Lua functions are very tolerant of extra arguments; you could take a function of no arguments and pass it arguments, and they will be simply discarded.
The syntax of functions taking an indefinite number of arguments ('variadic functions') is the same as in C:
function vararg1(arg1,...)
local arg = {...}
-- use arg as a table to access arguments end
What is ...
? It is shorthand for all the unnamed arguments. So function I(...) return ... end
is a general 'identity' function, which takes an arbitrary number of arguments and returns these as values.
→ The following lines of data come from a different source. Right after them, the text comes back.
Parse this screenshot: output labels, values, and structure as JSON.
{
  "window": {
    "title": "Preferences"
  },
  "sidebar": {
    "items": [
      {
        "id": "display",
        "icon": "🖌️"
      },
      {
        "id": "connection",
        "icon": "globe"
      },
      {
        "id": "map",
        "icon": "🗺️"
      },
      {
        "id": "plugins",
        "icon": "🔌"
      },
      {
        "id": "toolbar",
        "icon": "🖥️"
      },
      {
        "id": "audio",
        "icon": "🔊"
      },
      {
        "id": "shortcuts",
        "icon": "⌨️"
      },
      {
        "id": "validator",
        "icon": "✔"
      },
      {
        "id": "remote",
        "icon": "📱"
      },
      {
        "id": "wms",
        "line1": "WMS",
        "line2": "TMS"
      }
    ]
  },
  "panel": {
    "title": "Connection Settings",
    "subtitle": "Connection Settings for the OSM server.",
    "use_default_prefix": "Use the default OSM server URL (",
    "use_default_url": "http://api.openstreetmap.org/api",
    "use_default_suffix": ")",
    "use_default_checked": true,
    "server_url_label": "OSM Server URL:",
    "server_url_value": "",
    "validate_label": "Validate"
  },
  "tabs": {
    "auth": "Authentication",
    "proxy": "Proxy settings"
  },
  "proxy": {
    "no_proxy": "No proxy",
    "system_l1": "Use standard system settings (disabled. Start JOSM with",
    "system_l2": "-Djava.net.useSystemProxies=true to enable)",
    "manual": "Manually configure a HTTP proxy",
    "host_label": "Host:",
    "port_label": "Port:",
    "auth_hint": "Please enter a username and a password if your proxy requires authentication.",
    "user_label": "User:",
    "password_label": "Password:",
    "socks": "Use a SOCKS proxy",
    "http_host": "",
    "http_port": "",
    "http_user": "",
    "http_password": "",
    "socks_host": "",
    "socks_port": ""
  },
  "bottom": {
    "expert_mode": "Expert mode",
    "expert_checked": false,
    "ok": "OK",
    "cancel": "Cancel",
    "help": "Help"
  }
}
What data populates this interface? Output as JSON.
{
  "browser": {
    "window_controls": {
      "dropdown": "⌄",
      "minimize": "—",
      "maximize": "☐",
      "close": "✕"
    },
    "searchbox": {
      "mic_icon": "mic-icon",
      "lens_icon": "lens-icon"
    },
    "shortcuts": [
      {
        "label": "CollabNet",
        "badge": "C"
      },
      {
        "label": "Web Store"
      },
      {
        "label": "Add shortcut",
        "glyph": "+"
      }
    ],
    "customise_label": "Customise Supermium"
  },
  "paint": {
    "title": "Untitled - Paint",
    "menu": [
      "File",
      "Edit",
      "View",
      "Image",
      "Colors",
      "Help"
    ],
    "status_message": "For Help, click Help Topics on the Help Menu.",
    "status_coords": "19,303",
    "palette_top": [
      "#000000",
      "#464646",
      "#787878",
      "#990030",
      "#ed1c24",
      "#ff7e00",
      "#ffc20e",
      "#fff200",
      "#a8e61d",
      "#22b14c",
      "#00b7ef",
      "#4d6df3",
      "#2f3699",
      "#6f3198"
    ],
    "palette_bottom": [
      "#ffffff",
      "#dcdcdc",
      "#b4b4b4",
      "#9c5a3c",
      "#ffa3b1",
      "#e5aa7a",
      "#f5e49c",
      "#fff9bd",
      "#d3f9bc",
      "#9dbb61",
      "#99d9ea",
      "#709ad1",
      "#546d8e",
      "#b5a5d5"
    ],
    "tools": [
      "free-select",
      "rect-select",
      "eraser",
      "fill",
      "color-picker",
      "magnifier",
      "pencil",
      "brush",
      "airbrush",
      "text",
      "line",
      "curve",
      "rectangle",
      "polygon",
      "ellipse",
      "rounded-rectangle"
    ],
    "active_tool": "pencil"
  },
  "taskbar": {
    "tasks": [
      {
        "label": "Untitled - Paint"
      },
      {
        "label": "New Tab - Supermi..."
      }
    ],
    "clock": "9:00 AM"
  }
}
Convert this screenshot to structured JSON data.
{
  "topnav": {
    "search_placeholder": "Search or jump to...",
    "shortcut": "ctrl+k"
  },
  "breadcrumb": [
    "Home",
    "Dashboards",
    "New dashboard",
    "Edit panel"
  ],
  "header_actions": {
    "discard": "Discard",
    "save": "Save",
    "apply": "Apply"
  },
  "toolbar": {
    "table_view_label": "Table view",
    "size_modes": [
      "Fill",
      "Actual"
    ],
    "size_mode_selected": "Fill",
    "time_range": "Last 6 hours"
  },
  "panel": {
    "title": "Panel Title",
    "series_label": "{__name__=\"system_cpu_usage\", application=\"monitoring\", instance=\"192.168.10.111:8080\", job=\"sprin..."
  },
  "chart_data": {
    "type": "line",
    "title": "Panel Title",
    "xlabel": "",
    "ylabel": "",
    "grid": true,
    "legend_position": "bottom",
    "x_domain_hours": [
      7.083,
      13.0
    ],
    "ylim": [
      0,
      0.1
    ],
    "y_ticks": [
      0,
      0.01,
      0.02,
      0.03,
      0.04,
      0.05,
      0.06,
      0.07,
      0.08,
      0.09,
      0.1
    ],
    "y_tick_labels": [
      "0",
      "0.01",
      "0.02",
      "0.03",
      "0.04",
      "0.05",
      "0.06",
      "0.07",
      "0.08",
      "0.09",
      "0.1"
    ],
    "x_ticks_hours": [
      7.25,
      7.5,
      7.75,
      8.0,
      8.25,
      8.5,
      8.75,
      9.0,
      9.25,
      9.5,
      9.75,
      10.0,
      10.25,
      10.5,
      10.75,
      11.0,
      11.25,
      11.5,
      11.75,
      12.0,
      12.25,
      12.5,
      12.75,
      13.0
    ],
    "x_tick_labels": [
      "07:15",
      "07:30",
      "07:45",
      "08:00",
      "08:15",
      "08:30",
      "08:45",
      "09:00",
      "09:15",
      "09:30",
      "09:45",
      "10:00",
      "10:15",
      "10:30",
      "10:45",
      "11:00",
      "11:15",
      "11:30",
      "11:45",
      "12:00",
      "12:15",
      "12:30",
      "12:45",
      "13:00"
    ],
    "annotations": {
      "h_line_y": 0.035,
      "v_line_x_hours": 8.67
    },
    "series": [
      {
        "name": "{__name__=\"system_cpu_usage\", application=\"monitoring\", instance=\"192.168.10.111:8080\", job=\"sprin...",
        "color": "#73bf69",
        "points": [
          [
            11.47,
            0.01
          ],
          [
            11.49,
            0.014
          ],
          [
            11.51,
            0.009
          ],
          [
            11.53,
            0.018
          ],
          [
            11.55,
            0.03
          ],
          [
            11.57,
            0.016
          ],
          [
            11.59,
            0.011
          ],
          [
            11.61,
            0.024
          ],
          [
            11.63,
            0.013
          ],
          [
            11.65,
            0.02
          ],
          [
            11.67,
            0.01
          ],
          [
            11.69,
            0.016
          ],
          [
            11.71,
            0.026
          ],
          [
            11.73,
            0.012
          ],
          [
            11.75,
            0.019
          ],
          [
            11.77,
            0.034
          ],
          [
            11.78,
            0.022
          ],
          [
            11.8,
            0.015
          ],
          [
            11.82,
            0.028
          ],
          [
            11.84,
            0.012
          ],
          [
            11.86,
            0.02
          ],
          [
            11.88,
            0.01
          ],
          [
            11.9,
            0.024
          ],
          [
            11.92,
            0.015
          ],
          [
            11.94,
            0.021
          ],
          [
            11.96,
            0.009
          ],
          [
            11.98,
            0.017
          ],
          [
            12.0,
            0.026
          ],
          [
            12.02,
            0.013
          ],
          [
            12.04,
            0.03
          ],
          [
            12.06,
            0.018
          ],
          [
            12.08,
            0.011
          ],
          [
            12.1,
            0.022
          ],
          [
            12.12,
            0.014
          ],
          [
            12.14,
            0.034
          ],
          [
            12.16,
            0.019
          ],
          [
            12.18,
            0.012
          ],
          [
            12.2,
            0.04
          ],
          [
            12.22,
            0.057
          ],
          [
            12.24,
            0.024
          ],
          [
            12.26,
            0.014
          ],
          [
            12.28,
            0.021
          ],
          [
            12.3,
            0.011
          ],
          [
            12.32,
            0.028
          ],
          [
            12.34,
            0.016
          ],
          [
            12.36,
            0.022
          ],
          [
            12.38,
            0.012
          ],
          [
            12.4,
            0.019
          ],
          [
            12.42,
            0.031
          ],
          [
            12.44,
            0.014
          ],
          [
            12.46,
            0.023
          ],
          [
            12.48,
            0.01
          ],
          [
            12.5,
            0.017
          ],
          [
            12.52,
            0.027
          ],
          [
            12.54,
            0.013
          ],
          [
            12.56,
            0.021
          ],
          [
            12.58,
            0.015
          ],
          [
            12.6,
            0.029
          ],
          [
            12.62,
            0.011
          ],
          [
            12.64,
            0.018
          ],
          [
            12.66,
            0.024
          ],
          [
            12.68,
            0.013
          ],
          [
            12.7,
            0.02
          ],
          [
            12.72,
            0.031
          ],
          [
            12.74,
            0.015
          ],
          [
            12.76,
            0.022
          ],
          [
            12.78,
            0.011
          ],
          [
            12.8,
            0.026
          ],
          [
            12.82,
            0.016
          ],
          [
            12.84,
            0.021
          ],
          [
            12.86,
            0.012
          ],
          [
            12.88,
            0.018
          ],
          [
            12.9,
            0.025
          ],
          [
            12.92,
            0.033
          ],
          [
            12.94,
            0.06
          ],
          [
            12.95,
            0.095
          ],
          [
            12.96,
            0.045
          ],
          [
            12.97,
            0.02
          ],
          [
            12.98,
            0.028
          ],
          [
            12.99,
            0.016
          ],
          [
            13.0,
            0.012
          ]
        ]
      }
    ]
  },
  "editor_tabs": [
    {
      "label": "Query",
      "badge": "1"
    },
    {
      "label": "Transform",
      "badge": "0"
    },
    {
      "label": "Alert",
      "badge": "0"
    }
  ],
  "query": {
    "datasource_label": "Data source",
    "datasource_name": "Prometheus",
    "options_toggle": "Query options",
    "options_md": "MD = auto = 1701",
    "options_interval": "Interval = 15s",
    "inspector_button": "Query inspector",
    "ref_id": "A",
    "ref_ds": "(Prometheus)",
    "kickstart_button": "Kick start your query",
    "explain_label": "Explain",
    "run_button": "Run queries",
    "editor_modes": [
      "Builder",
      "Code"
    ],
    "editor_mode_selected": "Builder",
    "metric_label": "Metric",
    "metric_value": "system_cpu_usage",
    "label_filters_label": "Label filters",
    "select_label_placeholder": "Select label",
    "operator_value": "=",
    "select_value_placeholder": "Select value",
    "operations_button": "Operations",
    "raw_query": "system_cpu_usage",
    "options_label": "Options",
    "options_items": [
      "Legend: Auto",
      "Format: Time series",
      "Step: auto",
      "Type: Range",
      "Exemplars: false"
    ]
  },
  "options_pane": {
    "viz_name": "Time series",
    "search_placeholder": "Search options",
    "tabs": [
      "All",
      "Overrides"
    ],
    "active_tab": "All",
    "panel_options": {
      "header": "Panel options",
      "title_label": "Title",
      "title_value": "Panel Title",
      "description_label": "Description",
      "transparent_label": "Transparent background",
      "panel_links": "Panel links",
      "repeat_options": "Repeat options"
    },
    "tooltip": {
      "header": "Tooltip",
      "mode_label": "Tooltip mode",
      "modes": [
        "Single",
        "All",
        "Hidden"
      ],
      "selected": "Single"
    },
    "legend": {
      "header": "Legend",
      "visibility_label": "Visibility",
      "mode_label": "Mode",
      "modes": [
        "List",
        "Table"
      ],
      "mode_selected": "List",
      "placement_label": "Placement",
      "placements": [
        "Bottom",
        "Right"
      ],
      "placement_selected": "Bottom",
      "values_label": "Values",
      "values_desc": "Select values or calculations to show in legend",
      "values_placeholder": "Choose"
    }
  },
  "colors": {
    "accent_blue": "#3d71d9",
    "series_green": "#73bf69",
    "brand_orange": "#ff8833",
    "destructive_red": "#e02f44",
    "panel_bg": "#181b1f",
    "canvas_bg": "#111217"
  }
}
In this case,
{...}
will be filled with the values of all the extra arguments.
But, vararg1
has a not-so-subtle problem. nil
is a perfectly decent value to pass, but will cause a hole in the table arg
, meaning that #
will return the wrong value.
A more robust solution is:
function vararg2(arg1,...)
local arg = {n=select('#',...),...}
-- arg.n is the real size
for i = 1,arg.n do
print(arg[i])
end end
Here we use the select
function to find out the actual number of arguments passed. This is such a common pattern with varargs that it has become a new function, table.pack
in Lua 5.2.
You will sometimes see this in older code, which is equivalent to vararg2
:
function vararg3(arg1,...)
for i = 1,arg.n do
print(arg[i])
end end
However, arg
used in this special way is deprecated, and it will not work with LuaJIT and Lua 5.2.